Ma non sono solo i grandi temi a tenere banco: a Campanet è da poco sfociata una polemica legata alla toponomastica dei cartelli stradali. Se i turisti nord-europei in bicicletta richiedono indicazioni in castigliano per non perdersi, una parte del piccolo comune si oppone, rimanendo fedele al catalano. 

E per difendere così strenuamente anche solo il nome di una località, vuol dire che quel suono, quelle parole, le hanno sentite veramente in pericolo nel corso della storia; nonostante questo, se il nuovo obiettivo da raggiungere è la diffusione del catalano nella popolazione non autoctona, con questa strenua difesa, che rischia di essere percepita come chiusura, non si può arrivare lontani.

Il maiorchino

E quando pensi che la situazione si presenti già abbastanza variopinta, ecco che la precisazione qui si parla maiorchino, non catalano ti confonde ancora di più.

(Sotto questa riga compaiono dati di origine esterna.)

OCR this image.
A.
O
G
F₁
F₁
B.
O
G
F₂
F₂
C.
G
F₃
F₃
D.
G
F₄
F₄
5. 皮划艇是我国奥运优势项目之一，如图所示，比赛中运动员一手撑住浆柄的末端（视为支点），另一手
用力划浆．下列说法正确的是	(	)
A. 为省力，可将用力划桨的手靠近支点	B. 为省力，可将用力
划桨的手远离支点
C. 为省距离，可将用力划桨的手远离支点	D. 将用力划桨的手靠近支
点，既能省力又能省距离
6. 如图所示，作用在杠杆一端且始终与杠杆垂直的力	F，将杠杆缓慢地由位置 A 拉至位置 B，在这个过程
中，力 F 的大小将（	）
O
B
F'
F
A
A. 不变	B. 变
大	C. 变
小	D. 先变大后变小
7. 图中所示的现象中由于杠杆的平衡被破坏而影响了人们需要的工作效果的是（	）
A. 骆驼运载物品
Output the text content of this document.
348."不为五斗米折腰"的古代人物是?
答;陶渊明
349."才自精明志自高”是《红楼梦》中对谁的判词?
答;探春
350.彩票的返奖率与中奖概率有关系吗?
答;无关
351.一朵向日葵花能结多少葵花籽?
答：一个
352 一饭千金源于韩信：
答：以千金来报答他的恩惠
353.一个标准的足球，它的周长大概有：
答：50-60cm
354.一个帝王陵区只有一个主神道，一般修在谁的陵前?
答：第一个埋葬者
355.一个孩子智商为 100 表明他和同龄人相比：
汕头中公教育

Eh sì, perché quello che noi considereremmo un dialetto, in verità qui per alcuni è Sa Llengua.

Possiamo azzardarci a dire che il maiorchino per l’80% è uguale al catalano, mentre per un buon 20% ne differisce. Molte parole sono diverse, gli articoli sono diversi (a Maiorca si usano gli articoli cosiddetti salati, es e sa; mentre in Catalogna no), l’inflessione è diversa.

Il maiorchino si è tramandato oralmente, per cui nelle scuole pubbliche i libri di testo sono in Catalano, mentre capita che nella comunicazione verbale con il proprio professore o i propri compagni di classe si usi il maiorchino. 

Ogni Comunità Autonoma della Spagna in cui si parla una variante del catalano, ci tiene a fare in modo che non esista una variante dominante (se non forse la propria). Per questo all’Aeroporto di Barcellona trovate il cartello Sortida per indicare l’uscita, mentre a Valencia il cartello Eixida.

Non sono quindi infrequenti discussioni tra maiorchini che difendono il maiorchino e maiorchini che difendono il catalano, momento in cui noi forestieri solitamente ce la filiamo a gambe levate, pensando tutto sommato che il Trentino Alto Adige non sia poi una grande questione.

Ma quale lingua imparare?

La risposta è: dipende! A Maiorca si può vivere senza conoscere il catalano, ma non tutti ci troviamo nella stessa situazione: può essere molto diversa l’esperienza di chi vive a Palma per fare la stagione, da chi ha scelto di vivere in un pueblo con la propria famiglia. 

Tra l’altro, anche se il castigliano all’inizio è una lingua molto più “amica”, il catalano si presenta come  simile all’italiano, anche per quanto riguarda la costruzione delle frasi; quindi niente paura!

Al di là del luogo dove si vive, la scelta o meno di imparare il catalano può incidere anche sulle proprie prospettive professionali: il B2 di catalano, oltre che per i settori già citati, può costituire la certificazione necessaria per partecipare ad alcuni bandi in ambito culturale, ambientale e sociale.

C’è comunque da dire che la conoscenza del catalano, in vista di un trasferimento, non è la priorità nella maggior parte dei casi, ma eventualmente può essere la priorità dei vostri figli al momento della scelta della scuola (pubblica, concertada o privata). 

Tuttavia, con il catalano o il maiorchino, in un modo o nell’altro, chi vive qui da tanto tempo deve averci a che fare, per cui bon dia, com anam, graciesadeu, saranno espressioni alle quali non si potrà rinunciare, e per fortuna direi.

Il castigliano diventa di conseguenza la lingua sulla quale concentrarsi prima, e dobbiamo dire che una buona scusa per imparare la lingua spagnola è poter avere accesso ad una produzione letteraria e cinematografica immensa. Questo aiuterà anche a smarcarti dallo spagnolo de la calle, gergale quanto indispensabile all’inizio, potendo poi acquisire nel tempo diversi registri.

Ricorda, infine, che se vuoi dare l’impressione di parlare bene una lingua, devi concentrarti sulla pronuncia. Se pronunci bene una lingua, non importa che il tuo lessico sia limitato. Se, invece, ti concentri solamente su grammatica e vocabolario ma non riesci a fare uscire una J alla spagnola, ecco che agli occhi altrui sarai quello che, pur declamando come Cervantes, ha delle difficoltà.